Pour les générations suivantes, les ajustements deviennent plus limités.
Les assurés nés entre avril et décembre 1965 voient leur âge légal fixé à 63 ans au lieu de 63 ans et trois mois, avec 171 trimestres requis au lieu de 172.
Les générations 1966, 1967 et 1968 gagnent également trois mois sur le calendrier initial, mais conservent une durée d’assurance de 172 trimestres dans la plupart des cas.
Les carrières longues finalement intégrées au dispositif
Lors des débats parlementaires, un amendement a élargi la suspension aux dispositifs de carrière longue ainsi qu’aux situations d’inaptitude et d’invalidité. Cette extension était particulièrement attendue par les assurés ayant commencé à travailler jeunes et pouvant bénéficier d’un départ anticipé avant l’âge légal. Le gouvernement avait confirmé dès novembre 2025 que les carrières longues seraient concernées par les nouvelles règles, mais les caisses de retraite attendaient les textes réglementaires pour appliquer officiellement ces paramètres.

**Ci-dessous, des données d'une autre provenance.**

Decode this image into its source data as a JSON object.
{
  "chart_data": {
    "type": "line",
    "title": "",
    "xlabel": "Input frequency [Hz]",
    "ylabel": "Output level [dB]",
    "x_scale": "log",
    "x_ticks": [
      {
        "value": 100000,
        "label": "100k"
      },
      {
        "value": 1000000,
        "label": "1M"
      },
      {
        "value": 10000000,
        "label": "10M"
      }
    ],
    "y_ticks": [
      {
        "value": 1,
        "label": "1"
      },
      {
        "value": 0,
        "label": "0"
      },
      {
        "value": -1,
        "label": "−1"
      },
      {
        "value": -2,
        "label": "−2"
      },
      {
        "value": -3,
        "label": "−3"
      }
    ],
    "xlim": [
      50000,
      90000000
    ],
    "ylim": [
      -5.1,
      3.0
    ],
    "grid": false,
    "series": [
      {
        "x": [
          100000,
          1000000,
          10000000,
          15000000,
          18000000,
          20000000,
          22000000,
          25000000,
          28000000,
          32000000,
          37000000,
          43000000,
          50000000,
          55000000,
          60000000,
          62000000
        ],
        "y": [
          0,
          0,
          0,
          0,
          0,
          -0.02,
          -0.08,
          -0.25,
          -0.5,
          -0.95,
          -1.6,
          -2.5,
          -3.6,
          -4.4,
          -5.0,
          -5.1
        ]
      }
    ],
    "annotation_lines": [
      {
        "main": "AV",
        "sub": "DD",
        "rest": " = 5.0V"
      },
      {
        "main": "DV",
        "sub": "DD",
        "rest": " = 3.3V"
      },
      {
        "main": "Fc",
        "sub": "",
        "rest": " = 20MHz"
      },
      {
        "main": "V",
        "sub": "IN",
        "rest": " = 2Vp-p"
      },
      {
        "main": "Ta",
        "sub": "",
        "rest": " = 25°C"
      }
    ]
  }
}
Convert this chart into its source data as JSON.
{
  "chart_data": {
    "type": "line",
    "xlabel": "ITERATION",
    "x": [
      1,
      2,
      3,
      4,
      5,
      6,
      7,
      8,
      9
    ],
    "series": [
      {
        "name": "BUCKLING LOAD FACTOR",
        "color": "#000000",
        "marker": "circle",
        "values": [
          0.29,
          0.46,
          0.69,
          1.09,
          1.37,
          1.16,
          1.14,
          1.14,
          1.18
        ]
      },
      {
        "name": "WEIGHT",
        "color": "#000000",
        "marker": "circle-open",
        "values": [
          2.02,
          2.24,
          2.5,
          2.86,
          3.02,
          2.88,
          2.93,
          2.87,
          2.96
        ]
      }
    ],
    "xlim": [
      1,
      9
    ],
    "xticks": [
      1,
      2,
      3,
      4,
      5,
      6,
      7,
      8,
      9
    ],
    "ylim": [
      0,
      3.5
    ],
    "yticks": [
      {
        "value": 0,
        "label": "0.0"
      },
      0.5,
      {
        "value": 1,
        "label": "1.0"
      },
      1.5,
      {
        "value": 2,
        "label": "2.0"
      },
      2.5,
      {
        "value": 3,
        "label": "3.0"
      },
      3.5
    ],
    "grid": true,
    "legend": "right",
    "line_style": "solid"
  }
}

Les décrets publiés le 8 mai 2026 viennent désormais sécuriser juridiquement ces départs anticipés.
Une réforme des retraites toujours sous tension politique
La suspension de la réforme des retraites n’a jamais totalement clos le débat politique sur le financement du système.Lors de l’examen du PLFSS 2026, le Sénat s’était opposé au gel du calendrier prévu par la réforme de 2023, provoquant plusieurs allers-retours parlementaires avant l’adoption définitive du texte. Le gouvernement avait alors assumé un coût estimé à 300 millions d’euros dès 2026 et près de 1,9 milliard d’euros l’année suivante. Plusieurs institutions, dont la Cour des comptes, avaient rappelé que même la réforme de 2023 ne suffisait pas à résorber durablement le déficit du système de retraite à long terme.
À moins d’un an de l’élection présidentielle de 2027, les retraites restent donc l’un des principaux sujets de tension budgétaire et sociale, avec de nouvelles évolutions possibles selon les futurs équilibres politiques.